Drug-resistant superbugs and other infectious bacteria, including Clostridium difficile, are still very much an issue for one-third of U.S. hospitals — including many flagship teaching hospitals. This data was released in a report by the Centers for Disease Control and Prevention (CDC) earlier this week and comes after several years of warnings, federal fines and embarrassing statistics made public.
The CDC laid the responsibility squarely on doctors, nurses and hospital administrators.
"Doctors are the key to stamping out superbugs. Antibiotic resistance threatens to return us to a time when a simple infection could kill," CDC Director Dr. Tom Frieden said in the article. "On any given day, about one in 25 hospitalized patients has at least one healthcare-associated infection that they didn't come in with.
"These infections are not mysterious, he continued. "They're caused by unwashed hands, rooms that are not cleaned thoroughly, overuse and misuse of antibiotics, a lack of careful hygiene in inserting catheters and other tubes, and slow detection of outbreaks.”
Frieden also mentioned that there are clear and simple steps to avoid this kind of contamination. However, the difficult part is to do them each and every time.
The article explains that the lower-rated hospitals included 24 large, reputable teaching hospitals.
"It's worrisome that so many hospitals, including academic centers, are exposing their patients to these deadly infections," Doris Peter, director of the Consumer Reports Health Ratings Center, said in the article. "Teaching hospitals that are training our next generation of doctors should be models for patient safety and best practices; however, far too many of these hospitals fare poorly when it comes to preventing C. difficile, which we see as a red flag for poor patient safety."
Dr. Peter Pronovost, director of the Armstrong Institute for Patient Safety and Quality at Johns Hopkins, said his hospital was working on the problems. "No hospital is immune from this problem and we all have work to do," he said.
The Institute of Medicine sounded the loudest alarm in 1999, with a report that estimated anywhere between 44,000 and 98,000 people a year die from medical errors, many of them from hospital-acquired infections.
Since then, the Health and Human Services Department, working through CDC and the Centers for Medicare and Medicaid Services, has worked to try to get on top of the numbers and then get them down, using decreased payments to punish hospitals that don't hit specific targets.
However, it's been a tough battle.
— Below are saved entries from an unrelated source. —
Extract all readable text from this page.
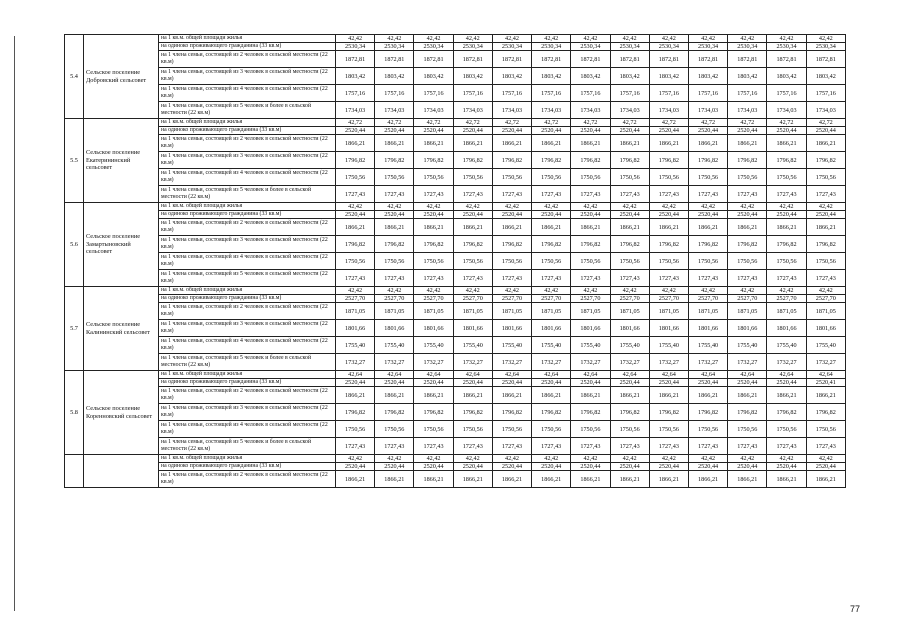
5.4	Сельское поселение Добровский сельсовет	на 1 кв.м. общей площади жилья	42,42	42,42	42,42	42,42	42,42	42,42	42,42	42,42	42,42	42,42	42,42	42,42	42,42
		на одиноко проживающего гражданина (33 кв.м)	2530,34	2530,34	2530,34	2530,34	2530,34	2530,34	2530,34	2530,34	2530,34	2530,34	2530,34	2530,34	2530,34
		на 1 члена семьи, состоящей из 2 человек в сельской местности (22 кв.м)	1872,81	1872,81	1872,81	1872,81	1872,81	1872,81	1872,81	1872,81	1872,81	1872,81	1872,81	1872,81	1872,81
		на 1 члена семьи, состоящей из 3 человек в сельской местности (22 кв.м)	1803,42	1803,42	1803,42	1803,42	1803,42	1803,42	1803,42	1803,42	1803,42	1803,42	1803,42	1803,42	1803,42
		на 1 члена семьи, состоящей из 4 человек в сельской местности (22 кв.м)	1757,16	1757,16	1757,16	1757,16	1757,16	1757,16	1757,16	1757,16	1757,16	1757,16	1757,16	1757,16	1757,16
		на 1 члена семьи, состоящей из 5 человек и более в сельской местности (22 кв.м)	1734,03	1734,03	1734,03	1734,03	1734,03	1734,03	1734,03	1734,03	1734,03	1734,03	1734,03	1734,03	1734,03
5.5	Сельское поселение Екатерининский сельсовет	на 1 кв.м. общей площади жилья	42,72	42,72	42,72	42,72	42,72	42,72	42,72	42,72	42,72	42,72	42,72	42,72	42,72
		на одиноко проживающего гражданина (33 кв.м)	2520,44	2520,44	2520,44	2520,44	2520,44	2520,44	2520,44	2520,44	2520,44	2520,44	2520,44	2520,44	2520,44
		на 1 члена семьи, состоящей из 2 человек в сельской местности (22 кв.м)	1866,21	1866,21	1866,21	1866,21	1866,21	1866,21	1866,21	1866,21	1866,21	1866,21	1866,21	1866,21	1866,21
		на 1 члена семьи, состоящей из 3 человек в сельской местности (22 кв.м)	1796,82	1796,82	1796,82	1796,82	1796,82	1796,82	1796,82	1796,82	1796,82	1796,82	1796,82	1796,82	1796,82
		на 1 члена семьи, состоящей из 4 человек в сельской местности (22 кв.м)	1750,56	1750,56	1750,56	1750,56	1750,56	1750,56	1750,56	1750,56	1750,56	1750,56	1750,56	1750,56	1750,56
		на 1 члена семьи, состоящей из 5 человек и более в сельской местности (22 кв.м)	1727,43	1727,43	1727,43	1727,43	1727,43	1727,43	1727,43	1727,43	1727,43	1727,43	1727,43	1727,43	1727,43
5.6	Сельское поселение Замартыновский сельсовет	на 1 кв.м. общей площади жилья	42,42	42,42	42,42	42,42	42,42	42,42	42,42	42,42	42,42	42,42	42,42	42,42	42,42
		на одиноко проживающего гражданина (33 кв.м)	2520,44	2520,44	2520,44	2520,44	2520,44	2520,44	2520,44	2520,44	2520,44	2520,44	2520,44	2520,44	2520,44
		на 1 члена семьи, состоящей из 2 человек в сельской местности (22 кв.м)	1866,21	1866,21	1866,21	1866,21	1866,21	1866,21	1866,21	1866,21	1866,21	1866,21	1866,21	1866,21	1866,21
		на 1 члена семьи, состоящей из 3 человек в сельской местности (22 кв.м)	1796,82	1796,82	1796,82	1796,82	1796,82	1796,82	1796,82	1796,82	1796,82	1796,82	1796,82	1796,82	1796,82
		на 1 члена семьи, состоящей из 4 человек в сельской местности (22 кв.м)	1750,56	1750,56	1750,56	1750,56	1750,56	1750,56	1750,56	1750,56	1750,56	1750,56	1750,56	1750,56	1750,56
		на 1 члена семьи, состоящей из 5 человек в сельской местности (22 кв.м)	1727,43	1727,43	1727,43	1727,43	1727,43	1727,43	1727,43	1727,43	1727,43	1727,43	1727,43	1727,43	1727,43
5.7	Сельское поселение Калининский сельсовет	на 1 кв.м. общей площади жилья	42,42	42,42	42,42	42,42	42,42	42,42	42,42	42,42	42,42	42,42	42,42	42,42	42,42
		на одиноко проживающего гражданина (33 кв.м)	2527,70	2527,70	2527,70	2527,70	2527,70	2527,70	2527,70	2527,70	2527,70	2527,70	2527,70	2527,70	2527,70
		на 1 члена семьи, состоящей из 2 человек в сельской местности (22 кв.м)	1871,05	1871,05	1871,05	1871,05	1871,05	1871,05	1871,05	1871,05	1871,05	1871,05	1871,05	1871,05	1871,05
		на 1 члена семьи, состоящей из 3 человек в сельской местности (22 кв.м)	1801,66	1801,66	1801,66	1801,66	1801,66	1801,66	1801,66	1801,66	1801,66	1801,66	1801,66	1801,66	1801,66
		на 1 члена семьи, состоящей из 4 человек в сельской местности (22 кв.м)	1755,40	1755,40	1755,40	1755,40	1755,40	1755,40	1755,40	1755,40	1755,40	1755,40	1755,40	1755,40	1755,40
		на 1 члена семьи, состоящей из 5 человек и более в сельской местности (22 кв.м)	1732,27	1732,27	1732,27	1732,27	1732,27	1732,27	1732,27	1732,27	1732,27	1732,27	1732,27	1732,27	1732,27
5.8	Сельское поселение Коренновский сельсовет	на 1 кв.м. общей площади жилья	42,64	42,64	42,64	42,64	42,64	42,64	42,64	42,64	42,64	42,64	42,64	42,64	42,64
		на одиноко проживающего гражданина (33 кв.м)	2520,44	2520,44	2520,44	2520,44	2520,44	2520,44	2520,44	2520,44	2520,44	2520,44	2520,44	2520,44	2520,41
		на 1 члена семьи, состоящей из 2 человек в сельской местности (22 кв.м)	1866,21	1866,21	1866,21	1866,21	1866,21	1866,21	1866,21	1866,21	1866,21	1866,21	1866,21	1866,21	1866,21
		на 1 члена семьи, состоящей из 3 человек в сельской местности (22 кв.м)	1796,82	1796,82	1796,82	1796,82	1796,82	1796,82	1796,82	1796,82	1796,82	1796,82	1796,82	1796,82	1796,82
		на 1 члена семьи, состоящей из 4 человек в сельской местности (22 кв.м)	1750,56	1750,56	1750,56	1750,56	1750,56	1750,56	1750,56	1750,56	1750,56	1750,56	1750,56	1750,56	1750,56
		на 1 члена семьи, состоящей из 5 человек и более в сельской местности (22 кв.м)	1727,43	1727,43	1727,43	1727,43	1727,43	1727,43	1727,43	1727,43	1727,43	1727,43	1727,43	1727,43	1727,43
		на 1 кв.м. общей площади жилья	42,42	42,42	42,42	42,42	42,42	42,42	42,42	42,42	42,42	42,42	42,42	42,42	42,42
		на одиноко проживающего гражданина (33 кв.м)	2520,44	2520,44	2520,44	2520,44	2520,44	2520,44	2520,44	2520,44	2520,44	2520,44	2520,44	2520,44	2520,44
		на 1 члена семьи, состоящей из 2 человек в сельской местности (22 кв.м)	1866,21	1866,21	1866,21	1866,21	1866,21	1866,21	1866,21	1866,21	1866,21	1866,21	1866,21	1866,21	1866,21
77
The article explains that the latest statistics don’t show much progress. The CDC found a 9% decrease in infections called central line associated bloodstream infections from 2008 to 2013. These are infections caused when medical staff insert a narrow tube for long-term infusions of painkillers or other medications, often to the area around the heart.
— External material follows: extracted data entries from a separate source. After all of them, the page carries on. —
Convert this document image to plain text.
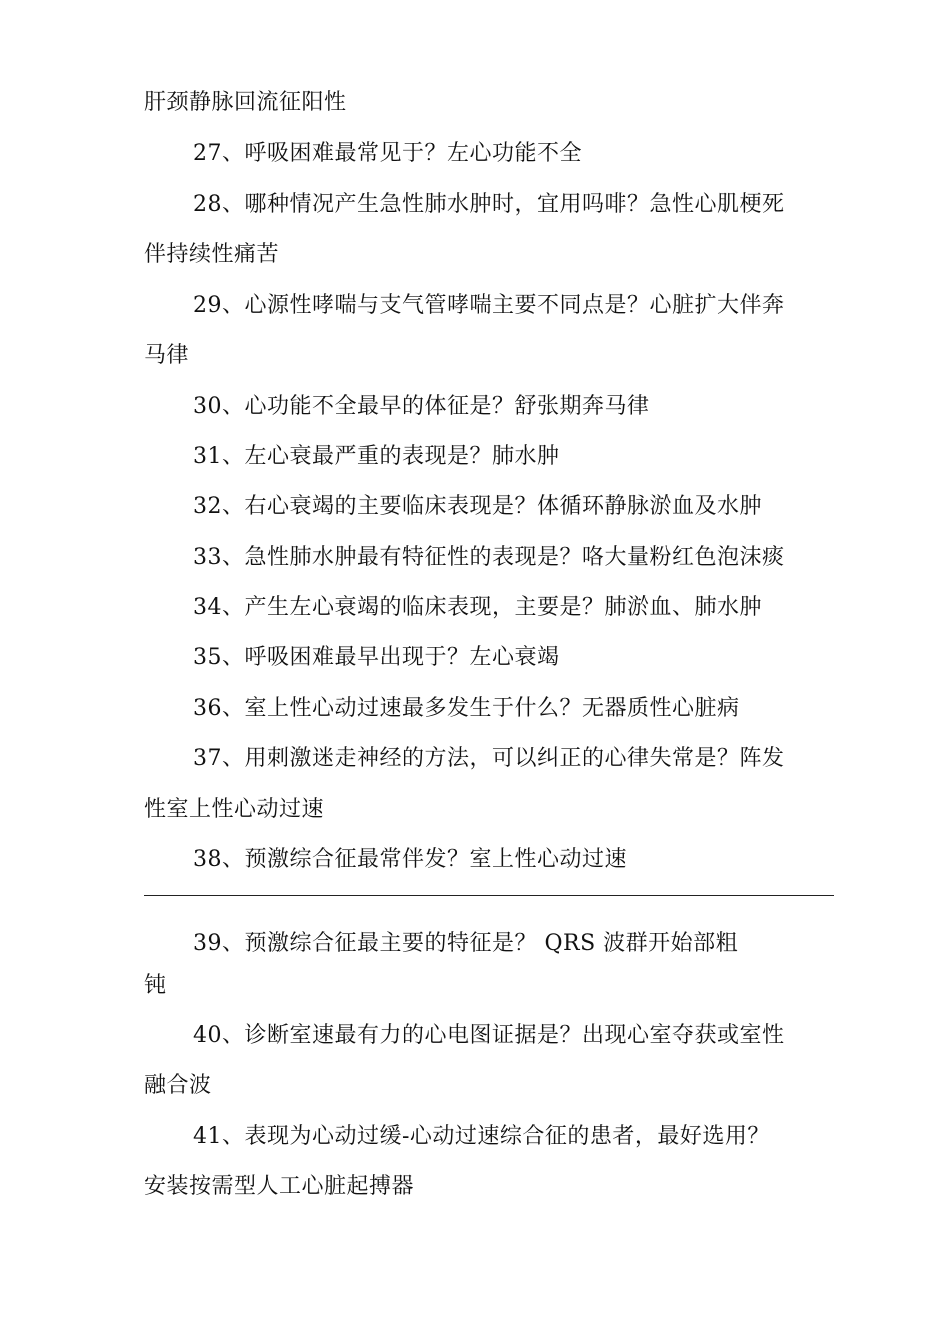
肝颈静脉回流征阳性
27、呼吸困难最常见于？左心功能不全
28、哪种情况产生急性肺水肿时，宜用吗啡？急性心肌梗死
伴持续性痛苦
29、心源性哮喘与支气管哮喘主要不同点是？心脏扩大伴奔
马律
30、心功能不全最早的体征是？舒张期奔马律
31、左心衰最严重的表现是？肺水肿
32、右心衰竭的主要临床表现是？体循环静脉淤血及水肿
33、急性肺水肿最有特征性的表现是？咯大量粉红色泡沫痰
34、产生左心衰竭的临床表现，主要是？肺淤血、肺水肿
35、呼吸困难最早出现于？左心衰竭
36、室上性心动过速最多发生于什么？无器质性心脏病
37、用刺激迷走神经的方法，可以纠正的心律失常是？阵发
性室上性心动过速
38、预激综合征最常伴发？室上性心动过速
39、预激综合征最主要的特征是？ QRS 波群开始部粗
钝
40、诊断室速最有力的心电图证据是？出现心室夺获或室性
融合波
41、表现为心动过缓-心动过速综合征的患者，最好选用？
安装按需型人工心脏起搏器
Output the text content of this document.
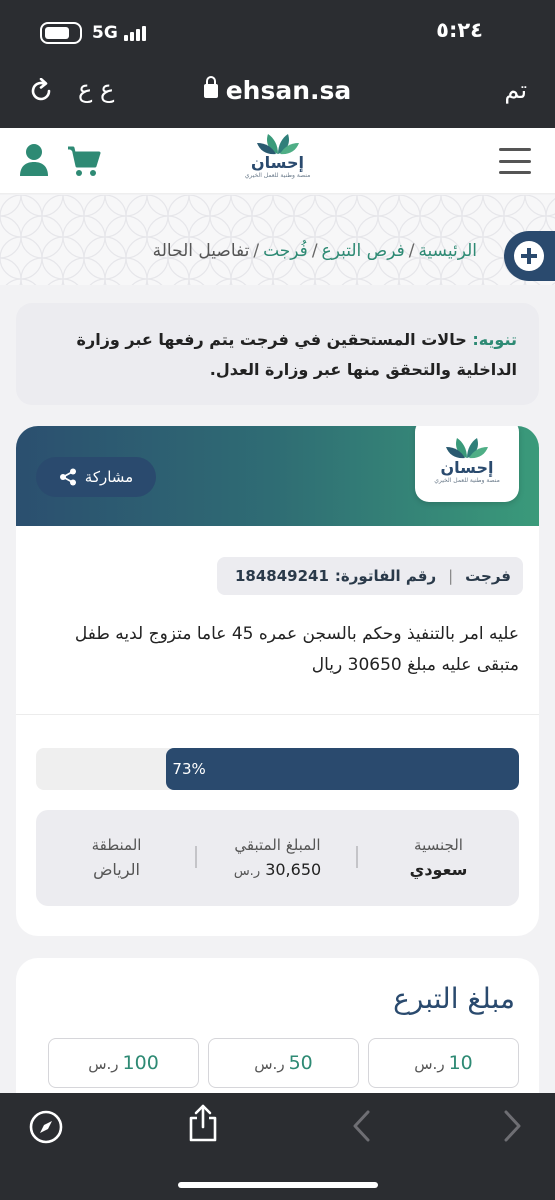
5G	٥:٢٤
تم
ehsan.sa
ع ع
إحسان
منصة وطنية للعمل الخيري
الرئيسية/فرص التبرع/فُرجت/تفاصيل الحالة
تنويه: حالات المستحقين في فرجت يتم رفعها عبر وزارة الداخلية والتحقق منها عبر وزارة العدل.
إحسان
منصة وطنية للعمل الخيري
مشاركة
فرجت
|
رقم الفاتورة:
184849241
عليه امر بالتنفيذ وحكم بالسجن عمره 45 عاما متزوج لديه طفل متبقى عليه مبلغ 30650 ريال
73%
الجنسية
سعودي
المبلغ المتبقي
30,650 ر.س
المنطقة
الرياض
مبلغ التبرع
10ر.س
50ر.س
100ر.س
The report also found an 11% drop in catheter-associated urinary tract infections from 2009 to 2013, and an 8% drop of C. difficile infections between 2011 and 2014. Still, more than 400,000 people get C. difficile every year, which causes severe diarrhea and hits the sickest patients who take antibiotics for weeks or months on end.
"In the U.S., approximately two million people become ill every year with antibiotic-resistant infections, and approximately 23,000 die," Dr. Clifford McDonald, said.
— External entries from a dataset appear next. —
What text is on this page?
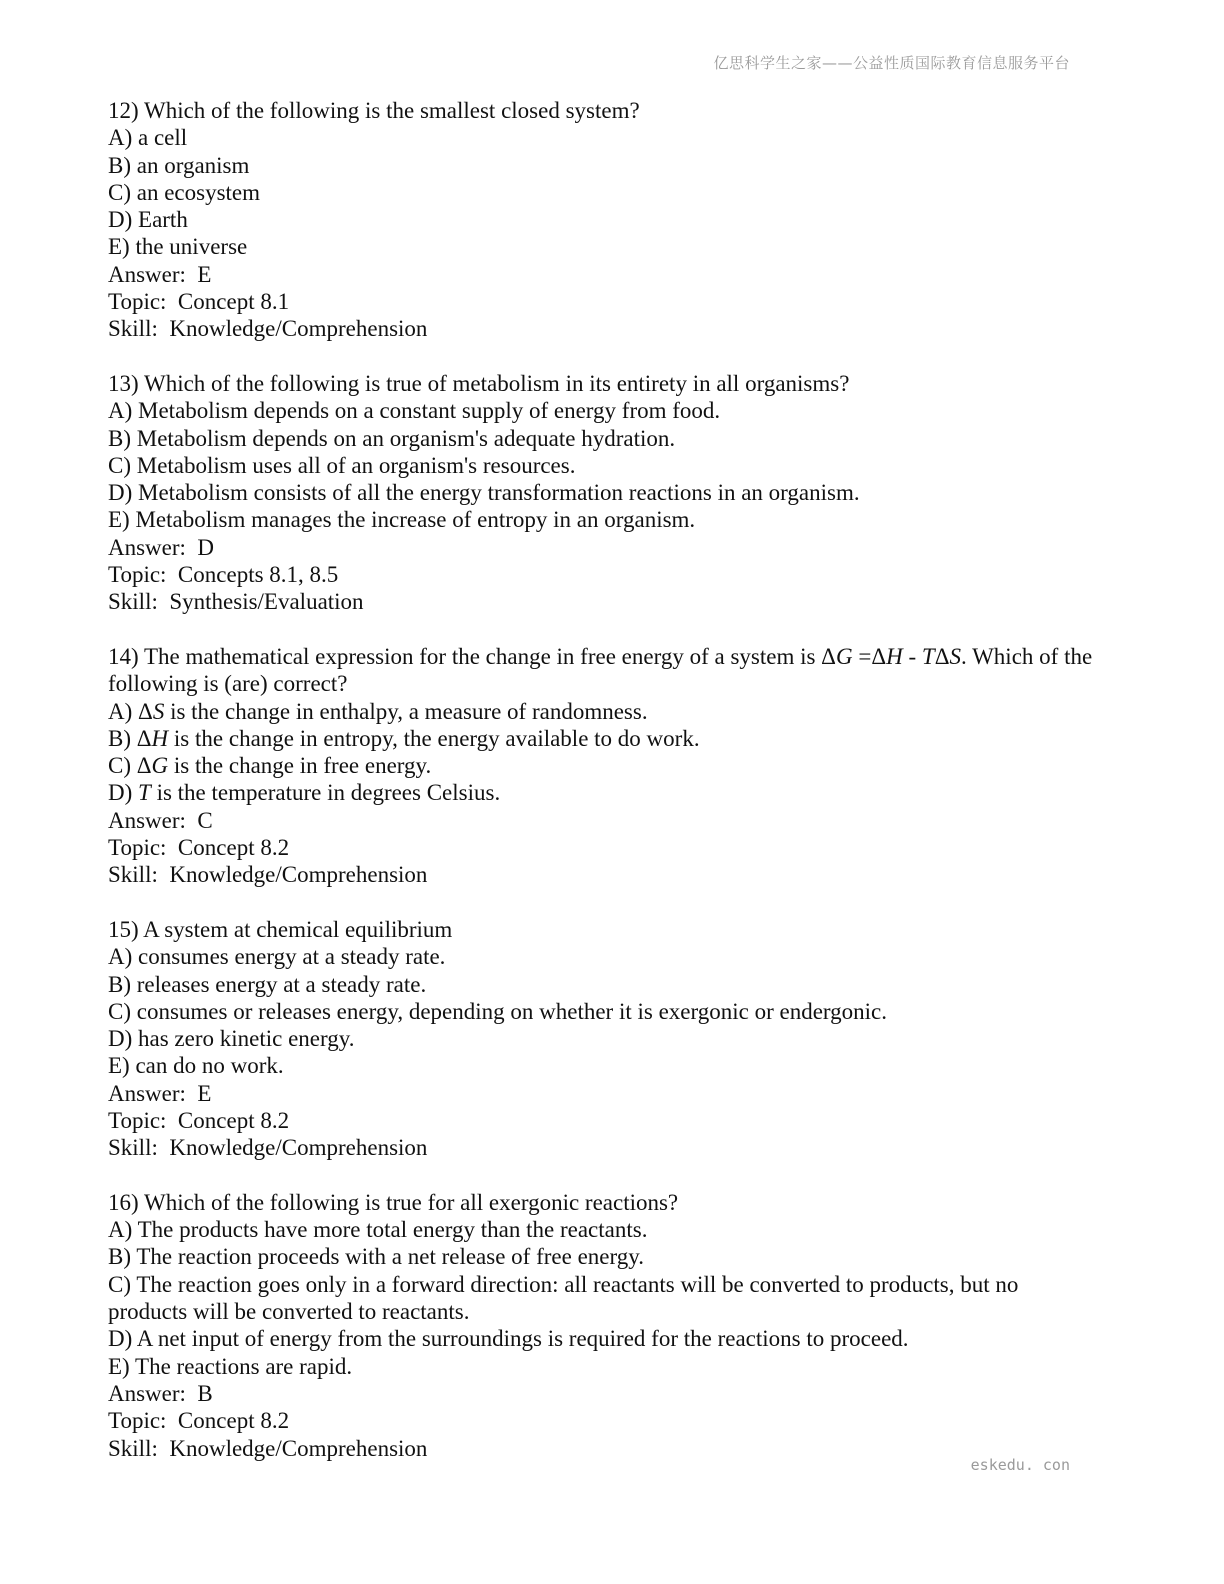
亿思科学生之家——公益性质国际教育信息服务平台
12) Which of the following is the smallest closed system?
A) a cell
B) an organism
C) an ecosystem
D) Earth
E) the universe
Answer:  E
Topic:  Concept 8.1
Skill:  Knowledge/Comprehension
13) Which of the following is true of metabolism in its entirety in all organisms?
A) Metabolism depends on a constant supply of energy from food.
B) Metabolism depends on an organism's adequate hydration.
C) Metabolism uses all of an organism's resources.
D) Metabolism consists of all the energy transformation reactions in an organism.
E) Metabolism manages the increase of entropy in an organism.
Answer:  D
Topic:  Concepts 8.1, 8.5
Skill:  Synthesis/Evaluation
14) The mathematical expression for the change in free energy of a system is ΔG =ΔH - TΔS. Which of the following is (are) correct?
A) ΔS is the change in enthalpy, a measure of randomness.
B) ΔH is the change in entropy, the energy available to do work.
C) ΔG is the change in free energy.
D) T is the temperature in degrees Celsius.
Answer:  C
Topic:  Concept 8.2
Skill:  Knowledge/Comprehension
15) A system at chemical equilibrium
A) consumes energy at a steady rate.
B) releases energy at a steady rate.
C) consumes or releases energy, depending on whether it is exergonic or endergonic.
D) has zero kinetic energy.
E) can do no work.
Answer:  E
Topic:  Concept 8.2
Skill:  Knowledge/Comprehension
16) Which of the following is true for all exergonic reactions?
A) The products have more total energy than the reactants.
B) The reaction proceeds with a net release of free energy.
C) The reaction goes only in a forward direction: all reactants will be converted to products, but no products will be converted to reactants.
D) A net input of energy from the surroundings is required for the reactions to proceed.
E) The reactions are rapid.
Answer:  B
Topic:  Concept 8.2
Skill:  Knowledge/Comprehension
eskedu. con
To curb this, Frieden added that hospital administrators must commit to tracking infection rates openly and then tackling them. "I think there are some low-tech and high-tech solutions here. Some are as simple as handwashing and improved environmental cleaning in hospitals, but some will require new tools.”
These new tools include diagnostic tests that tell doctors quickly if someone has an antibiotic-resistant infection so that they can get appropriate care right away, and be isolated so the infection does not spread.